I am able to use this software for FREE in my company like I used to. I have access to the source code and I can modify it as I want. I can have my commercial web service that extensively uses Redis as a cache for FREE as long as I don't sell Redis itself as a service to hosting customers. Where's the real problem? Where's the problem with Mongo / Elastic / Redis and the likes who try to fight against abusive tactics of AWS?
If I must add a redis repo and then do apt update and apt install redis... Do I care? Sure, it's an extra step but c'mon. It's 2024, not the 90s. The world has changed. AWS has been "screwing open source projects for more than a decade" (tm)
Why are we scared to face the harsh reality?
Same with Mongo in 2018 and Elastic when they changed their licenses. Same thing, again and again. Nags and complaints from people that, 95% of them, have maybe contributed a typo change in the docs - if so. But they have an opinion about things that are given to them for free and still are free and open. What makes you so entitled? Have you ever said THANK YOU to any of the open source folks? Have you monetarily supported any of them, ever?

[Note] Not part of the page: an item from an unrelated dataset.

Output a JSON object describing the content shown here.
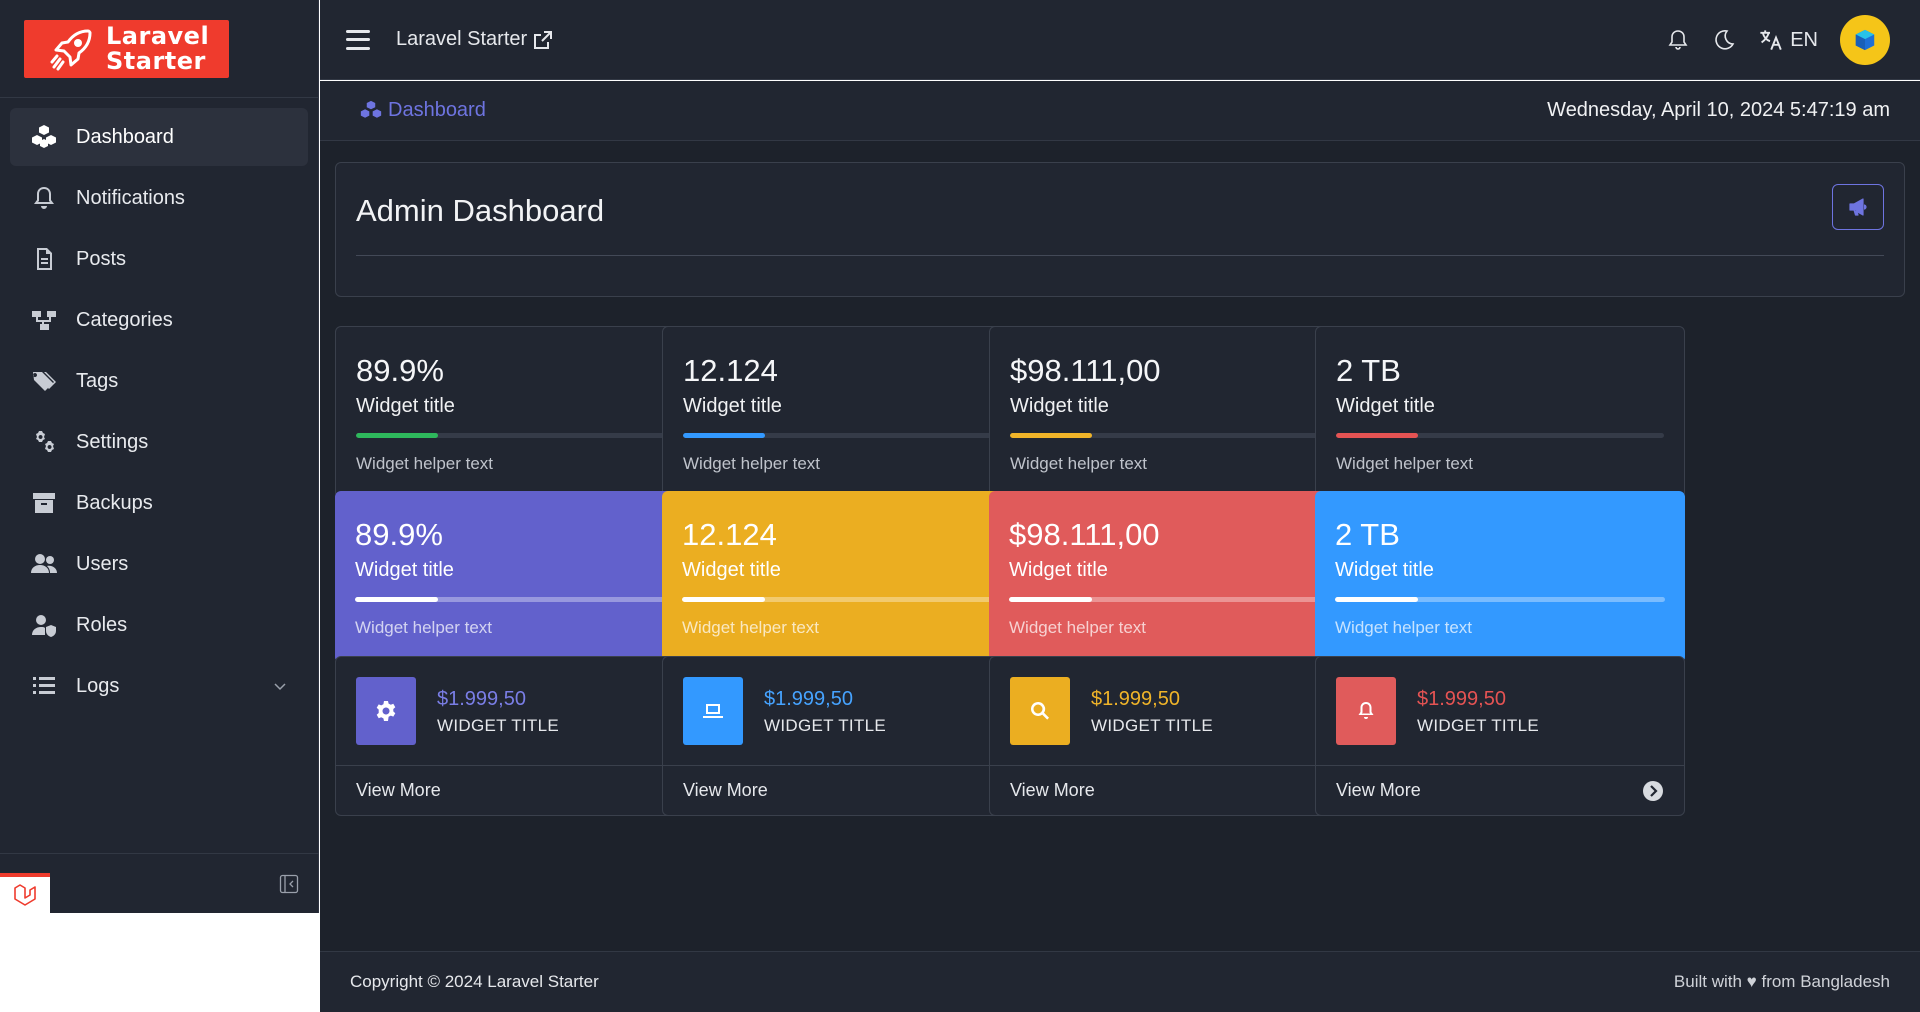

Antirez has 21k followers and 9 sponsors who donate on Github. NINE! Not 10, not 50, not 1000 sponsors... it's 9 - a carpenter that lost a finger at work can still count them... You want good open source? Make sure the projects are sustainable, viable and their creators receive love and positive criticism to continue writing code for free for the greater good.
It's only AWS who cares about the license change, no-one else is really affected in reality.
If you're not employed by AWS and you have an issue with Elastic, Mongo, Redis et al changing their license, then you are a convenient fool (sorry). You are not paying good service to the community and the open source movement in it's CORE. OSI execs are happy getting millions from bigcorps in exchange to bending their ethics and views in decision making.
Mongo's discussions with OSI in 2018 is a prime example of that.
AWS is your enemy, not licenses that try to fight against this bully.
by externedguy on 3/21/24, 9:57 AM
by lionkor on 3/21/24, 8:01 AM
by ftyhbhyjnjk on 3/21/24, 6:42 AM
by byyll on 3/21/24, 11:00 AM
Any company can still use Redis for their needs, only leeches like AWS can't.
by NathanFlurry on 3/21/24, 9:39 AM
BSL is not OSI-approved, but it’s a much more reasonable AWS-resistant license. It’s the same license CockroachDB uses, for example.
KeyDB (BSL, acquired by Snapchat) is also an option: https://keydb.dev/
BSL is a much better license, but it’s a gamble on how long KeyDB will be supported. I don’t want to mess around with such a core part of my architecture.